There are multiple business structures to choose from. Sole proprietorships are the simplest way to organize a new enterprise. In this structure, there’s no division between personal and business assets. Limited liability companies, or LLCs, offer more protection for entrepreneurs. An LLC creates a separate business entity and shields the owners’ assets in the event of business liabilities.

LLCs are regulated at the state level. The rules of operation can be slightly different in California when compared to other states. In general, most businesses can set up as LLCs. Exceptions to this include some businesses in the financial industry, like banks and insurance companies.
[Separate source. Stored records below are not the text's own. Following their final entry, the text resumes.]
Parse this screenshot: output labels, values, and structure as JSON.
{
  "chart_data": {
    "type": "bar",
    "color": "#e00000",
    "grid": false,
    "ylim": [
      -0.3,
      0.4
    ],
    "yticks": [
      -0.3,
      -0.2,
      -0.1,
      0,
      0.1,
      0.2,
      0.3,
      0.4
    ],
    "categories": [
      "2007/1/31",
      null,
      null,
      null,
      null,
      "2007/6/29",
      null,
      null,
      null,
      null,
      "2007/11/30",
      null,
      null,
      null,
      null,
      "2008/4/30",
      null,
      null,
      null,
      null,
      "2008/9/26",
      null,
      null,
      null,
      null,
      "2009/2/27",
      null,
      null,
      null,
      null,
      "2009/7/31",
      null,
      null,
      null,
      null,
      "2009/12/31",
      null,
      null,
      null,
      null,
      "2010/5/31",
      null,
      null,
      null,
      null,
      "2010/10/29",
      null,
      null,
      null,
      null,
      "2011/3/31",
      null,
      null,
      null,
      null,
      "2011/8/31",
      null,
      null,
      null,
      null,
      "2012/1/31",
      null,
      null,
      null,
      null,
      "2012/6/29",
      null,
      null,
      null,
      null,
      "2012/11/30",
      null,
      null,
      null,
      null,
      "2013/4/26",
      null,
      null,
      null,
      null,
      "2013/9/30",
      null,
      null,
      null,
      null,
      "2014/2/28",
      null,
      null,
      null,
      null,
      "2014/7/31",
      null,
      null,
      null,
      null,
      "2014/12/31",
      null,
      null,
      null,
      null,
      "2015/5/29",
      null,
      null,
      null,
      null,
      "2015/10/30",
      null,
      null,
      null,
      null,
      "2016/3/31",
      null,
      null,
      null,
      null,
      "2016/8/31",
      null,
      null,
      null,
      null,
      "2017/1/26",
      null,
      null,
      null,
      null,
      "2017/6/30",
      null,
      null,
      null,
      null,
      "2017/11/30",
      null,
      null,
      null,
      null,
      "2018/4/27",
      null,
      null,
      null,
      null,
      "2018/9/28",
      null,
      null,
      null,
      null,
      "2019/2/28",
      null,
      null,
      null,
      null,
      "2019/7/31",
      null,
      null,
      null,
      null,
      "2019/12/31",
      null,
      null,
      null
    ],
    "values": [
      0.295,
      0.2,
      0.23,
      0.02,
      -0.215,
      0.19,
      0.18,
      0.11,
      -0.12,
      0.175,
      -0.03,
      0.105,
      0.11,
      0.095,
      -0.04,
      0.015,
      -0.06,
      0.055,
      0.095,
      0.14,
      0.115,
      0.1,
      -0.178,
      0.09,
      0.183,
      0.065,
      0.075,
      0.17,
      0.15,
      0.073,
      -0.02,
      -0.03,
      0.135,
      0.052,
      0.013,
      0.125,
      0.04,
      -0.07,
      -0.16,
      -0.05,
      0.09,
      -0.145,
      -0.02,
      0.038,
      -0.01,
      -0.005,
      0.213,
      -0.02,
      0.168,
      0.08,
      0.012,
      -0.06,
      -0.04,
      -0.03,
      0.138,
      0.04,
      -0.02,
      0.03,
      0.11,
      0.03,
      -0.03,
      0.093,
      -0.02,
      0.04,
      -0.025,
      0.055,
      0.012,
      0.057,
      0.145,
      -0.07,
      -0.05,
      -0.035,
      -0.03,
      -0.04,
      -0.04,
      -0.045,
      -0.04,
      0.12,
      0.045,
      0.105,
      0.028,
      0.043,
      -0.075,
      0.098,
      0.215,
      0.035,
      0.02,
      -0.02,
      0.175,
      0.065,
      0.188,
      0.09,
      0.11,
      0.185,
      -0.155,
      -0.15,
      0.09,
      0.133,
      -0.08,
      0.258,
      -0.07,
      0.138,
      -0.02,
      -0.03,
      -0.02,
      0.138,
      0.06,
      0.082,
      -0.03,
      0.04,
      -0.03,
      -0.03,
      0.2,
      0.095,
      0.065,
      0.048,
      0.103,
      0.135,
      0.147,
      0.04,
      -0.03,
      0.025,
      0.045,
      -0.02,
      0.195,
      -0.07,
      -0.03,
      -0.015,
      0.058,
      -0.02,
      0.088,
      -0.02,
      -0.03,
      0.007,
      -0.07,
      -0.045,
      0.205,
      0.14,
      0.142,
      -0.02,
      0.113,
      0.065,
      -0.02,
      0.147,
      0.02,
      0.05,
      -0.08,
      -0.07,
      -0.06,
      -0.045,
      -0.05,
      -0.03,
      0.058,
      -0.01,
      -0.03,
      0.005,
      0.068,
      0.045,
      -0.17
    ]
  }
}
LLCs can be set up by an individual, partners or even by another LLC. Foreign businesses can set up LLCs to do business in the United States.

LLCs are automatically classified by the IRS for tax purposes. The IRS may decide to treat an LLC as an individual, corporation or partnership. When businesses disagree with the way the IRS has classified them, they are able to appeal the decision.

Before forming an LLC, it may be a good idea to consult with an attorney experienced in business law. Business formation attorneys may be able to provide advice to entrepreneurs and predict how the IRS will regard a new entity.